ABSTRACT

The metaphorical and physical blood of circumcision was a focal point of group and ethnic identity for the Portuguese Jews following their expulsion from Spain in 1492, and their mass conversion in Portugal in 1497. Portuguese Jews, by synthesizing both Iberian and Jewish conceptualizations of blood and blood lineage, and circumcision (particularly the blood shed during the ritual), constructed a uniquely Iberian Jewish communal identity during the early modern period in Europe and its colonies. At the same time, non-Jews also utilized the ritual of circumcision, and ideas of Jewish blood to construct Jewish identity and community. The seventeenth-century French artist, Bernard Picart, was one of several non-Jewish artists during the period to depict the Jewish circumcision ritual. His etchings illustrate the complexity of Jewish identity and civility, the ‘difference’ of Jewish ritual, and the central role that circumcision and circumcision blood played in the identity of Jews in early modern Europe. Throughout the early modern period, Portuguese Jews and New Christians (known collectively as La Nação) recreated their Iberian Jewish identity and religious community. This process drew from the community’s experience with the peninsula’s construction of limpieza de sangre (purity of blood), the experience of the Inquisition, a reintroduction to halakhic Judaism, and the interpretation of La Nação’s history through biblical stories and divine events.

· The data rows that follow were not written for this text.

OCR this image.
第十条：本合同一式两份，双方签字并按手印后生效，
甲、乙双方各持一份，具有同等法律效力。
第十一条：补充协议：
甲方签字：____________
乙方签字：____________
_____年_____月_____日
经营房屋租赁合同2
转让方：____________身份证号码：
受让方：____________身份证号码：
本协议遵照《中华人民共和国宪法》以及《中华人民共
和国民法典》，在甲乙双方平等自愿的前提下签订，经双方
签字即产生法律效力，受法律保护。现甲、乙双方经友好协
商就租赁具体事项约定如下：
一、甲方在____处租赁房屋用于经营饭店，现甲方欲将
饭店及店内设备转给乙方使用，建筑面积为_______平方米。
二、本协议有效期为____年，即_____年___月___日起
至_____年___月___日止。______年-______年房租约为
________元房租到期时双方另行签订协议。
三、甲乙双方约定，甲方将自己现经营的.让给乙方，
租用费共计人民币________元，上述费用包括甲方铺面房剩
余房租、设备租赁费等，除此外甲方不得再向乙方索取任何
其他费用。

Four of the ways that blood formed La Nação’s identity both by group members and outsiders are: (1) the manner in which limpieza de sangre was reinterpreted by La Nação in the Iberian diaspora so that Jewish blood was no longer understood as impure but rather as a symbol of purity and devotion to God’s covenant with the people Israel; (2) the belief that Jews and conversos of the community were bound by blood both in the context of traditional Jewish sources and the memory

of the Inquisition; (3) through the central role of the blood-letting ritual of circumcision which reinforced and enacted La Nação’s physical and metaphorical ideas of blood; and (4) by acting as an imagined biological connection at the heart of the common European conflation of contemporary Jews and biblical Israelites, and Jews and indigenous Americans. Following a discussion of the centrality of circumcision to the re-Judaizing Portuguese Jewish community, these themes will be considered in terms of Bernard Picart’s image La circoncision des juifs portugais, a seventeenth-century etching, which appeared in his multi-volume encyclopedia, Cérémonies et coutumes religieuses de tous les peuples du monde [The Ceremonies and Religious Customs of the Various Nations of the Known World]. In the final section of this chapter, La circoncision des juifs portugais will be considered in tandem with Picart’s Ceremonies que les Mexicains pratiquent à l’egard de leurs enfans (Ceremonies used by the Mexicans with regard to their Children), an etching of Mexican ritual in the New World, which may serve to reinforce the early modern popular connection of Jews and indigenous Americans. The centrality of blood and circumcision, and the conflation of Jews and Israelites, are reflected in La circoncision des juifs portugais – an etching illustrating the moment following the circumcision of a Portuguese Jewish infant as he sits on his godfather’s lap and bleeds.3 This illustration prominently features the infant, his godfather, and three Christian women, and captures the centrality and mystery of circumcision in the Jewish and Christian imaginations in a precise time and place. Picart’s etching suggests the importance of circumcision as witnessed by Jews and others, the fluidity of identity, and the transformations of religion and religious community in the early modern period.